14/01/2020
NÃO TEM PREÇO!
A despeito de toda a desconfiança e descrença que a Humanidade desperta em nós nos dias de hoje, tenho que contar aqui um episódio que fez renascer em mim a esperança no ser humano. Na partida para Banjul o voo atrasou-se cerca de 4 horas. Entediada com as longas horas de espera, tirei o computador da mochila, resolvida a trabalhar um pouco. Meia hora depois, a hospedeira avisou que deveríamos seguir para o portão de embarque, foi um corre-corre automático, ninguém estava preparado.

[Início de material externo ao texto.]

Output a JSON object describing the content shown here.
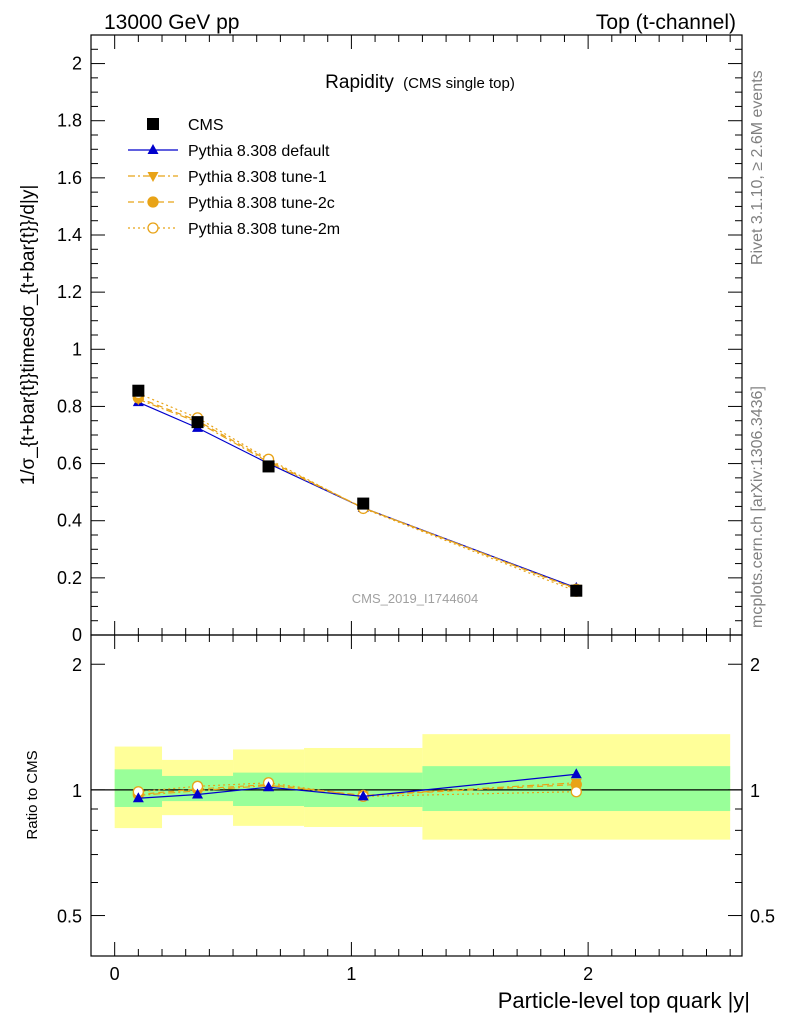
{
  "header": {
    "left": "13000 GeV pp",
    "right": "Top (t-channel)"
  },
  "plot_title": {
    "main": "Rapidity",
    "sub": "(CMS single top)"
  },
  "watermark": "CMS_2019_I1744604",
  "side_text": {
    "upper": "Rivet 3.1.10, ≥ 2.6M events",
    "lower": "mcplots.cern.ch [arXiv:1306.3436]"
  },
  "colors": {
    "cms": "#000000",
    "default": "#0000cc",
    "tunes": "#e8a317",
    "band_inner": "#99ff99",
    "band_outer": "#ffff99"
  },
  "chart_data": [
    {
      "type": "line",
      "panel": "main",
      "ylabel": "1/σ_{t+bar{t}}timesdσ_{t+bar{t}}/d|y|",
      "xlim": [
        -0.1,
        2.65
      ],
      "ylim": [
        0,
        2.1
      ],
      "yticks": [
        {
          "v": 0,
          "label": "0"
        },
        {
          "v": 0.2,
          "label": "0.2"
        },
        {
          "v": 0.4,
          "label": "0.4"
        },
        {
          "v": 0.6,
          "label": "0.6"
        },
        {
          "v": 0.8,
          "label": "0.8"
        },
        {
          "v": 1.0,
          "label": "1"
        },
        {
          "v": 1.2,
          "label": "1.2"
        },
        {
          "v": 1.4,
          "label": "1.4"
        },
        {
          "v": 1.6,
          "label": "1.6"
        },
        {
          "v": 1.8,
          "label": "1.8"
        },
        {
          "v": 2.0,
          "label": "2"
        }
      ],
      "x": [
        0.1,
        0.35,
        0.65,
        1.05,
        1.95
      ],
      "bin_edges": [
        0,
        0.2,
        0.5,
        0.8,
        1.3,
        2.6
      ],
      "series": [
        {
          "name": "CMS",
          "key": "cms",
          "values": [
            0.855,
            0.745,
            0.59,
            0.46,
            0.155
          ]
        },
        {
          "name": "Pythia 8.308 default",
          "key": "default",
          "values": [
            0.815,
            0.725,
            0.6,
            0.445,
            0.165
          ]
        },
        {
          "name": "Pythia 8.308 tune-1",
          "key": "tune1",
          "values": [
            0.825,
            0.745,
            0.605,
            0.445,
            0.162
          ]
        },
        {
          "name": "Pythia 8.308 tune-2c",
          "key": "tune2c",
          "values": [
            0.83,
            0.75,
            0.61,
            0.445,
            0.16
          ]
        },
        {
          "name": "Pythia 8.308 tune-2m",
          "key": "tune2m",
          "values": [
            0.845,
            0.76,
            0.615,
            0.443,
            0.153
          ]
        }
      ]
    },
    {
      "type": "line",
      "panel": "ratio",
      "ylabel": "Ratio to CMS",
      "xlabel": "Particle-level top quark |y|",
      "yscale": "log",
      "ylim": [
        0.4,
        2.35
      ],
      "yticks": [
        {
          "v": 0.5,
          "label": "0.5"
        },
        {
          "v": 1,
          "label": "1"
        },
        {
          "v": 2,
          "label": "2"
        }
      ],
      "xticks": [
        {
          "v": 0,
          "label": "0"
        },
        {
          "v": 1,
          "label": "1"
        },
        {
          "v": 2,
          "label": "2"
        }
      ],
      "bands": {
        "bin_edges": [
          0,
          0.2,
          0.5,
          0.8,
          1.3,
          2.6
        ],
        "inner": [
          [
            0.91,
            1.12
          ],
          [
            0.94,
            1.08
          ],
          [
            0.915,
            1.1
          ],
          [
            0.91,
            1.1
          ],
          [
            0.89,
            1.14
          ]
        ],
        "outer": [
          [
            0.81,
            1.27
          ],
          [
            0.87,
            1.18
          ],
          [
            0.82,
            1.25
          ],
          [
            0.815,
            1.26
          ],
          [
            0.76,
            1.36
          ]
        ]
      },
      "x": [
        0.1,
        0.35,
        0.65,
        1.05,
        1.95
      ],
      "series": [
        {
          "name": "Pythia 8.308 default",
          "key": "default",
          "values": [
            0.955,
            0.975,
            1.015,
            0.965,
            1.09
          ]
        },
        {
          "name": "Pythia 8.308 tune-1",
          "key": "tune1",
          "values": [
            0.97,
            0.995,
            1.025,
            0.97,
            1.04
          ]
        },
        {
          "name": "Pythia 8.308 tune-2c",
          "key": "tune2c",
          "values": [
            0.975,
            1.005,
            1.03,
            0.97,
            1.03
          ]
        },
        {
          "name": "Pythia 8.308 tune-2m",
          "key": "tune2m",
          "values": [
            0.99,
            1.02,
            1.04,
            0.965,
            0.99
          ]
        }
      ]
    }
  ]
}
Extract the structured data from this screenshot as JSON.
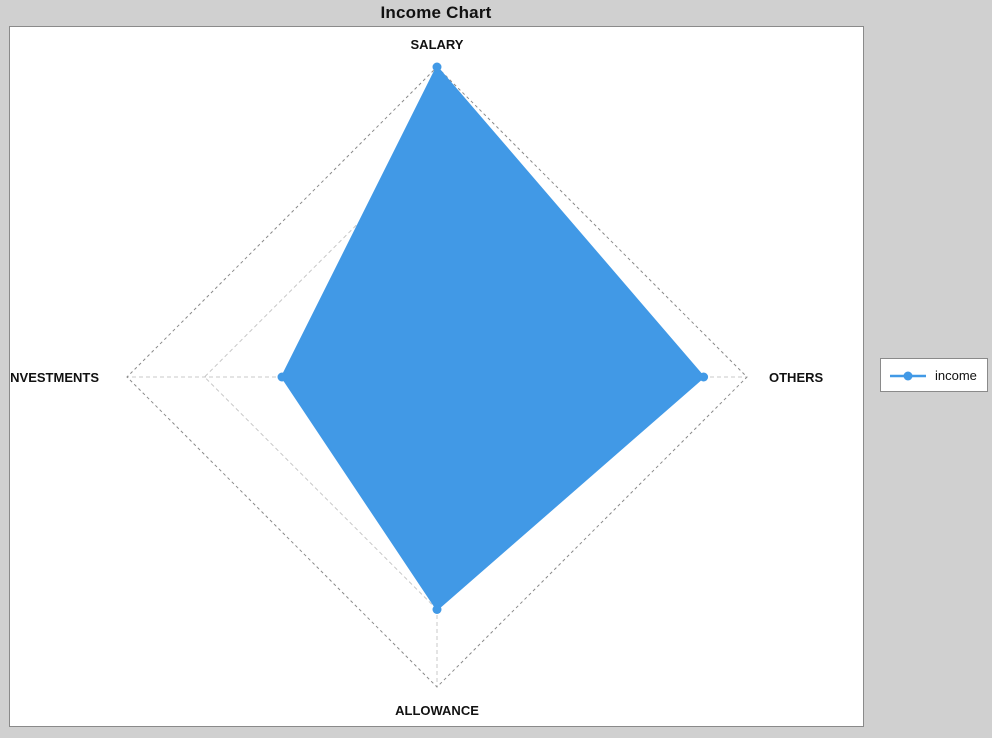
{
  "chart_data": {
    "type": "radar",
    "title": "Income Chart",
    "axes": [
      "SALARY",
      "OTHERS",
      "ALLOWANCE",
      "INVESTMENTS"
    ],
    "series": [
      {
        "name": "income",
        "values": [
          1.0,
          0.86,
          0.75,
          0.5
        ],
        "color": "#4199e6"
      }
    ],
    "rmax": 1.0,
    "gridlines": [
      0.5,
      0.75,
      1.0
    ],
    "grid": true,
    "legend_position": "right"
  }
}
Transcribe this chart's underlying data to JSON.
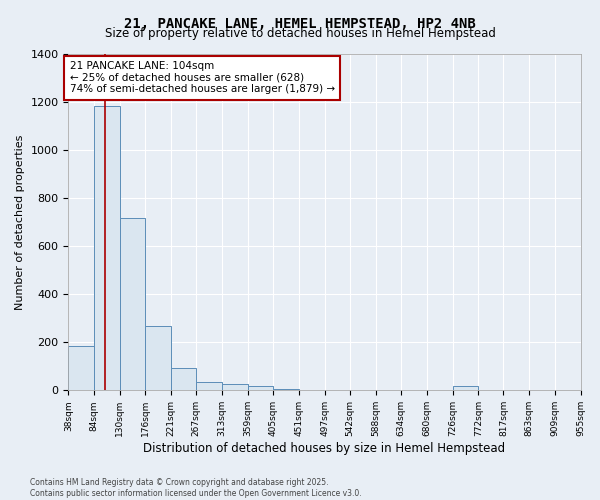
{
  "title": "21, PANCAKE LANE, HEMEL HEMPSTEAD, HP2 4NB",
  "subtitle": "Size of property relative to detached houses in Hemel Hempstead",
  "xlabel": "Distribution of detached houses by size in Hemel Hempstead",
  "ylabel": "Number of detached properties",
  "annotation_line1": "21 PANCAKE LANE: 104sqm",
  "annotation_line2": "← 25% of detached houses are smaller (628)",
  "annotation_line3": "74% of semi-detached houses are larger (1,879) →",
  "property_size": 104,
  "bar_color": "#dae6f0",
  "bar_edge_color": "#5b8db8",
  "red_line_color": "#aa0000",
  "background_color": "#e8eef5",
  "grid_color": "#ffffff",
  "ylim": [
    0,
    1400
  ],
  "yticks": [
    0,
    200,
    400,
    600,
    800,
    1000,
    1200,
    1400
  ],
  "bin_edges": [
    38,
    84,
    130,
    176,
    221,
    267,
    313,
    359,
    405,
    451,
    497,
    542,
    588,
    634,
    680,
    726,
    772,
    817,
    863,
    909,
    955
  ],
  "bar_heights": [
    185,
    1185,
    718,
    268,
    95,
    35,
    28,
    18,
    6,
    2,
    0,
    0,
    0,
    0,
    0,
    18,
    0,
    0,
    0,
    0
  ],
  "footer_line1": "Contains HM Land Registry data © Crown copyright and database right 2025.",
  "footer_line2": "Contains public sector information licensed under the Open Government Licence v3.0."
}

Na pressa de arrumar as coisas, saí da minha rotina. Em vez de colocar o computador na mochila, guardei primeiro o cabo de alimentação. Resultado: deixei ficar o computador entre as cadeiras do aeroporto e nem me apercebi! A ausência da máquina só foi sentida horas depois em Addis Abeba, quando me quis «conectar» no hotel onde pernoitámos durante o período de escala.
A notícia teve, claro, um efeito devastador e os colegas de jornada logo se aperceberam do meu desânimo. Quando começava a acreditar que a viagem estava estragada, eis que o «salvador da pátria» chega via Internet. Numa das vezes em que encontrei vago o concorrido, e único em funcionamento, computador do hotel, entrei no Messenger para tentar avisar a família para que se procurasse recuperar o instrumento.
De repente um contacto desconhecido, que para preservar a sua privacidade vou chamar aqui de Miharbi, começou a teclar comigo. Para minha surpresa, o rapaz em questão tinha encontrado o meu computador, desbloqueado a minha senha, entrando nele, e tinha-me adicionado aos seus contactos. Todo este trabalho para me encontrar e devolver a máquina.
Ainda pensei que fosse alguma brincadeira, mas não era, como vamos ver mais à frente. A viagem continuou aos trancos e barrancos, como explicarei melhor na próxima semana. Depois de Addis Abeba chegámos a Bamako, onde depois de cerca de duas horas atribuladas, seguimos para Banjul. Já vínhamos moídos depois de atravessar o continente duas vezes. Nem reparamos como deve ser na decoração tropical do Laiko Hotel, o primeiro passo foi tomar um banho e comer.
Foi aí que a Maria se deu conta do desaparecimento dos seus óculos.
Procurámos em todos os cantos possíveis do hotel, revirou-se o táxi, mas os óculos continuaram desaparecidos. Aliás. até agora.
Depois de comermos os «fish and ships» já desanimados, trocámos duas ou três palavras e cada um retirou-se para o sossego do deu quarto. A intenção era clara: recarregar baterias para os dias de trabalho intenso que estavam por vir e que iam começar já no dia a seguir. Foram realmente exaustivos os dias que se seguiram. Nos três primeiros dias, em que decorreu o Fórum das ONGs, saíamos do hotel de manhã cedo e só voltávamos no início da noite.
O facto de o Fórum ter sido realizado num hotel a cerca de 40 minutos do nosso também não ajudou. Quando o trauma da perda começava a amainar entre nós, eis que surge mais um abalo. Outra vez a Maria, coitada. Ela tinha ido à «Senegâmbia», zona turística perto de Banjul, festejar o aniversário de uma das colegas, também defensora dos direitos humanos. Na viagem de volta, cansadas, as duas adormeceram e só acordaram quando chegaram ao nosso hotel.
Tinham vindo num dos táxis amarelinhos em vez de um dos verdes, mais seguros. Resultado: até hoje permanecemos na dúvida se o telefone caiu e o motorista simplesmente não o quis devolver ou se ele tirou mesmo o telefone da bolsa alheia. Até se procurou pelo dito cujo, foi-se à polícia, apresentou-se queixa, mas nada. A próxima vez que for à Gâmbia já sabe: evite táxis amarelos!
Duas semanas depois do início desta aventura, estávamos de volta a casa. Refazer a rota louca de escalas a este e oeste deixou-nos “down”, como diriam na Gâmbia. A história do computador afinal não era mesmo brincadeira. Assim que cheguei, Miharbi devolveu-me o «lap top» em perfeitas condições e reagiu indignado quando lhe quis dar um presente (em espécie) como forma de agradecimento. «Não aceito dinheiro por favores», disse ele. Inspirando-me numa campanha publicitária que vi algures, arrisco-me a dizer que «computador portátil, 1000 dólares em dinheiro, cheque ou cartão, mas uma atitude honesta dessa magnitude: não tem preço!».